This is an appeal by plaintiff from a judgment in favor of defendants, who were the guarantors of a promissory note for $25,000 payable to plaintiff, maturing five years after its date — March 5, 1928 — bearing interest at twelve per cent per annum and secured by a deed of trust.
As against defendant M.H. Horton, the appeal has been dismissed, by reason of his discharge as a bankrupt.
The loan was handled through an escrow held by American Safe Deposit Company, the parties to the escrow being plaintiff and the corporate maker of the note, Theatrical Enterprises, Inc., the latter not being named a party defendant in the suit. The escrow instructions providing, among other things, that plaintiff handed the escrow-holder his check for $25,000 payable to Theatrical Enterprises, Inc., but that it was not to present the check for payment until it held for the account of plaintiff a deed of trust covering four parcels of real property and the note secured thereby, together with a guarantee of title showing the trust deed a prior encumbrance upon the property. The instructions were dated March 5, 1928, and it was provided that they were not to run longer than a period of ten days from their date. On March 5, 1928, when the check was delivered to *Page 398 the escrow-holder, plaintiff did not have sufficient funds on deposit with the bank to meet the check, but on March 17th he learned that all necessary papers were in the hands of the escrow-holder and that the check was about to be presented to the bank, and thereupon deposited the amount of the check in the bank upon which it was drawn, and on March 21, 1928, the check was paid.
Upon trial of the action it was found by the court that "plaintiff L. Richbart asked, demanded and charged a greater sum for the loan of said $25,000.00 than at the rate of $12.00 per $100.00 for one year; that it is true that he thereby violated the provisions of Act 3757 of the General Laws of the State of California; that it is true that he asked, demanded and charged interest at the rate of 12% per annum on the sum of $25,000.00 from the 3rd day of March, 1928, for a period of five years thereafter and that he did not actually loan said sum of $25,000 until the 21st day of March, 1928".

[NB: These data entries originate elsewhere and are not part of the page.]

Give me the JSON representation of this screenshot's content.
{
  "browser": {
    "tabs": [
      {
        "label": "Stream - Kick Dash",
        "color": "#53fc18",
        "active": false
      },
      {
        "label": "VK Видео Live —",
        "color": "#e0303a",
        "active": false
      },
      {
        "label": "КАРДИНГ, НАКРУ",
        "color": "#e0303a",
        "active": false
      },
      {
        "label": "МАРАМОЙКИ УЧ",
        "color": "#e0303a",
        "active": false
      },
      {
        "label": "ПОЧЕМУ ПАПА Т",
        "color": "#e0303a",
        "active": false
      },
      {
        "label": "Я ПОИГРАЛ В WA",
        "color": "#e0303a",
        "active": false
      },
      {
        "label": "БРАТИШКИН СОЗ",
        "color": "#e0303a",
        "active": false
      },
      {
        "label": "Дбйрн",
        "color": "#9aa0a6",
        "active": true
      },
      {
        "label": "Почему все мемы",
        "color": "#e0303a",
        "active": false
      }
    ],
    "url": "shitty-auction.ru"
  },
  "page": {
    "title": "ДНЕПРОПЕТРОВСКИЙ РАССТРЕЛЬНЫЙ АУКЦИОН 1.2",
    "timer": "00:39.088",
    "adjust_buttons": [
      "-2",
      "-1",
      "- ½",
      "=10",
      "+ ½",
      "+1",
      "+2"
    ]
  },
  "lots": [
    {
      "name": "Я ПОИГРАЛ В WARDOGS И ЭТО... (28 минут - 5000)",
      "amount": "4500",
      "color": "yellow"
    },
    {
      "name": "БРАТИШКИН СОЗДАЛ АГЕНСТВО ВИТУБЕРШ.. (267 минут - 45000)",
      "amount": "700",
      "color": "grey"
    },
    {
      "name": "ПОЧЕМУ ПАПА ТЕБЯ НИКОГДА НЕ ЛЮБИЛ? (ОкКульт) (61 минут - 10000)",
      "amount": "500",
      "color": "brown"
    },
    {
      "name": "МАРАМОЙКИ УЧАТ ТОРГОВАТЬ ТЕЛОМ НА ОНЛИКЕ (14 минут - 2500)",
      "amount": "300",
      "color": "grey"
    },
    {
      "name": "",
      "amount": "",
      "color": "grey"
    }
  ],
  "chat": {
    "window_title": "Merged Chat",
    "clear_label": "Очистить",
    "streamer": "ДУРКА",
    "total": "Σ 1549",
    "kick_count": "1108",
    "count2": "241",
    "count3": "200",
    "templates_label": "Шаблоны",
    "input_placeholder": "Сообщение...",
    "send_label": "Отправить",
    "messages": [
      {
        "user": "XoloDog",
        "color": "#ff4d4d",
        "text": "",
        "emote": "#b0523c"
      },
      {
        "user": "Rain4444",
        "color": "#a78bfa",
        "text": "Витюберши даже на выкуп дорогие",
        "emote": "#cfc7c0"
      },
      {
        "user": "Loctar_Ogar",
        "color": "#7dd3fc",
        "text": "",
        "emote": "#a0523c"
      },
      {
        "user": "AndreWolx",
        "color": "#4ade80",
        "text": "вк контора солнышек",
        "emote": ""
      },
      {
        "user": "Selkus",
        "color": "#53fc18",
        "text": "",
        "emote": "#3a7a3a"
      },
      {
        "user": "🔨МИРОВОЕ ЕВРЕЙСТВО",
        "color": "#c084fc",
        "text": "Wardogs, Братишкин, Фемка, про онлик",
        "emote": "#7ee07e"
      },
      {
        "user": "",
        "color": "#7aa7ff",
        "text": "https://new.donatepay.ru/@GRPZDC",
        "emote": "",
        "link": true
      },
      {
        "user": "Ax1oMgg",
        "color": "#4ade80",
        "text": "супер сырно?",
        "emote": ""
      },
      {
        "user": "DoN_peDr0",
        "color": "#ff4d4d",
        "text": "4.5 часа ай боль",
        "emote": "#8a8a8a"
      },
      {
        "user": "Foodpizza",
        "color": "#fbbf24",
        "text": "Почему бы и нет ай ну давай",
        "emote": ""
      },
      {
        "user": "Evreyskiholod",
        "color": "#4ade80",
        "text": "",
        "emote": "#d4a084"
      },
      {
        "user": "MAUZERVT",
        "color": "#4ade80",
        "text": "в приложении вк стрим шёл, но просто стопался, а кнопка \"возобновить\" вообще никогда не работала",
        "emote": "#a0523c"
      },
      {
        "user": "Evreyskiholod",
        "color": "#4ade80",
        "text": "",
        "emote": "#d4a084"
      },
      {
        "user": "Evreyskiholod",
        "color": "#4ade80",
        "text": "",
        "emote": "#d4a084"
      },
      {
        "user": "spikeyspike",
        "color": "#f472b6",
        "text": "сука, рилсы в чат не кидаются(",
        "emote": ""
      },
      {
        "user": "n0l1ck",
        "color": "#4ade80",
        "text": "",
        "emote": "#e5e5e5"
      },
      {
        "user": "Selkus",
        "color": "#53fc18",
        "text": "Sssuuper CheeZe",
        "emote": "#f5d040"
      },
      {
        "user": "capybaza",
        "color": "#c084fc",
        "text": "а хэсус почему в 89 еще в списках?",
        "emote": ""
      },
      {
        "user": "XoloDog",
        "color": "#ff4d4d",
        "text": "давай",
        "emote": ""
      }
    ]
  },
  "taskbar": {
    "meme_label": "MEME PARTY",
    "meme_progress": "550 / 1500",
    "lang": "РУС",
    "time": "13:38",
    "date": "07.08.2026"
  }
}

The court found as conclusions of law: "That by charging and exacting interest on the loan of $25,000.00 at a greater rate of interest than at the rate of 12% per annum, the plaintiff violated the provisions of Act 3757 of the General Laws of the State of California; that plaintiff thereby became precluded and is precluded from maintaining any action for the collection of said $25,000 until the full period of time it was contracted for has elapsed, to-wit: the 4th day of March, 1933; that the Court further finds that the agreement to pay interest on the said $25,000.00 is null and void and that no interest may be collected by plaintiff and no action maintained to recover interest in any sum thereon; that the sum of $1,250.00 has been paid to plaintiff on the principal sum of $25,000.00; that defendants are entitled to recover their costs herein expended."
Upon this appeal it is contended that the transaction was not usurious in its essence for the following reasons:
1. That delay occasioned by the borrower or otherwise which resulted in the transfer of the funds represented by a note at a date not long subsequent to the date of the note does not render the transaction embodied in the note usurious.
2. The escrow instructions merely call for a check and not for cash, and accordingly the check was accepted as payment on the day when the note was dated. *Page 399
3. The maxim "De minimis non curat lex" applies here because the amount of interest collected during the few days before the transaction was consummated is negligible.
4. The delivery out of escrow related back to the time of the delivery of the check into escrow.
5. The delay in consummating the present transaction is entirely due to the fault of the borrower.
6. In the present transaction there was no contract to pay a usurious rate of interest.
In support of his appeal, plaintiff cites many cases from foreign jurisdictions, but nothing from California. In this connection, we quote from the case of Haines v. CommercialMortgage Co., 200 Cal. 609, at pages 626, 627 [254 P. 956, 255 P. 805, 53 A.L.R. 725], on the subject of usury: "It should be stated here that on the conclusions above announced the authorities of the various states are in conflict. No state has a statute identical with our own; hence, we have had to rely upon practically an independent construction of the provisions of our statute itself. . . . Each particular statute under interpretation must furnish its own basis for decision upon a question of this character." Again, in Westman v. Dye,214 Cal. 28, at page 33 [4 P.2d 134, 136]: "Due to the fact that we have had no usury statute, except that governing pawnbrokers, until the act of 1919, the decisions in this state upon this subject have been extremely meager. The question now before us has never before been directly before this court. In other jurisdictions, however, the usury laws have furnished a most fruitful source of litigation. Almost every conceivable question arising under the law of usury has been the subject of judicial determination on numerous and many occasions. There is no dearth of authorities upon these questions, but the great difficulty is in winnowing from the great mass of decisions those which appear to state the correct and proper rule, approved by the weight of authority. Upon almost every question of any importance arising under the usury laws we find the courts greatly divided, and well-considered authorities are to be found upon either side of such question."
In the case at bar, the borrower paid interest in accordance with the terms of the agreement, i.e., from March 5, 1928, but it had the use of the money only from March 21st, *Page 400 after the check was made good by a deposit made to cover same in the bank. In effect, then, the contract called for a greater rate of interest than that permitted by the statute. As was said inWestman v. Dye, supra, at page 39: "The usurious character of the contract is not determined by the amount of interest the borrower has paid thereon, but by the amount of interest he has agreed to pay on his said indebtedness. He may not have paid a dollar of interest on his indebtedness yet if the contract calls for a greater rate of interest than that permitted by the statute, the transaction is usurious, and no interest can be collected thereon."
The intention of the plaintiff to exact usurious interest was shown clear through the transaction up to and including the filing of the complaint herein, as he asks that interest be figured at the rate of one per cent per month from the fifth day of March, 1928, instead of from the twenty-first day of March, 1928, when, under the terms of the escrow, his check was presented for payment.
The judgment appealed from is affirmed.